If I told you this was English, would you believe me? Well, it is! 

This text is an excerpt from Beowulf, a classic Old English text, written around A.D. 1000. Old English, however, was “born” much earlier than that. When 3 Germanic tribes—the Angles, the Saxons, and the Jutes—came to Britain in A.D. 449, their 3 dialects formed what we now call Old English. The Anglo-Saxons have a rich history of warriors, epic battles, and triumph. Many stories were passed down by word of mouth rather than by writing. Beowulf is great example—and a rare story that was written down—of the type of poetry that was alive in that day.

Old English was spoken among the Anglo-Saxons until the Normans invaded Britain in A.D. 1066. After this time, English changed from a primarily German-based language to a language full of French and Scandinavian words. English was a very flexible language, borrowing words from different languages wherever it was spoken. Have you ever wondered why English has so many words from different languages?

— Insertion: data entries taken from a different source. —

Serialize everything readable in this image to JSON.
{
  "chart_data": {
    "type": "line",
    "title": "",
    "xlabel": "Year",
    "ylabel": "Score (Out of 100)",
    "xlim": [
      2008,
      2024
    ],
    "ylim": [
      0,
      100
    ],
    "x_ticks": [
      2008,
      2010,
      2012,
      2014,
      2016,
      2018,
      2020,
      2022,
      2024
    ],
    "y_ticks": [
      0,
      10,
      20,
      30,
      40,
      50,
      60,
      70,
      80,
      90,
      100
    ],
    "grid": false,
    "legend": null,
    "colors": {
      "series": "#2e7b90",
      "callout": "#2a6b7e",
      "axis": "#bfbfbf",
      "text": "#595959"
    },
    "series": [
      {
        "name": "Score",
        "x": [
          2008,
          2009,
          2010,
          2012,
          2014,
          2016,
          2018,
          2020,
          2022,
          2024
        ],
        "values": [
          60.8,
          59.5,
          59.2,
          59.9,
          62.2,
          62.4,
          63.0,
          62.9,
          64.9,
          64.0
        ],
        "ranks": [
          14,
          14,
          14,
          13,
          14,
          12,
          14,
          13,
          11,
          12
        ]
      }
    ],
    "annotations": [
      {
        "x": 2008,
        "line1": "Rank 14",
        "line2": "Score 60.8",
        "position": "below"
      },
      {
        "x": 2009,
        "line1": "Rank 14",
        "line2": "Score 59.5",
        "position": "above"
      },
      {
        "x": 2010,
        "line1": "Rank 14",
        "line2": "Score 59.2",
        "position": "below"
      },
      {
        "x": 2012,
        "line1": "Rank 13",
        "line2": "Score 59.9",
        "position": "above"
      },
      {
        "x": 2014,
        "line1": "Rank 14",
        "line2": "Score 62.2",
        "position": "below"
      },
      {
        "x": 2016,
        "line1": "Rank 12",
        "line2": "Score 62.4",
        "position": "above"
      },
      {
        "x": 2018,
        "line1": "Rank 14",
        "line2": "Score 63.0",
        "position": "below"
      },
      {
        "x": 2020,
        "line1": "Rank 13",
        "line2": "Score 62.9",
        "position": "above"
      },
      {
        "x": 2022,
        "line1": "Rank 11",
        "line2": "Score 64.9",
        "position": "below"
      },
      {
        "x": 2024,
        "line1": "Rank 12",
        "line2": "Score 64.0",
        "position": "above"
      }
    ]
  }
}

English changed rapidly from the first time it was spoken until the late 1400s. When the printing press was invented by Gutenberg, the changes in English slowed down. Writers like Shakespeare were able to preserve their work—and the English language—when they could print what they wrote.

Today, English is spreading across the world. It has become a global language used for trade, business, science, technology, and education. English has come a long way from the time of Beowulf and is one of the most popular languages to study in the world.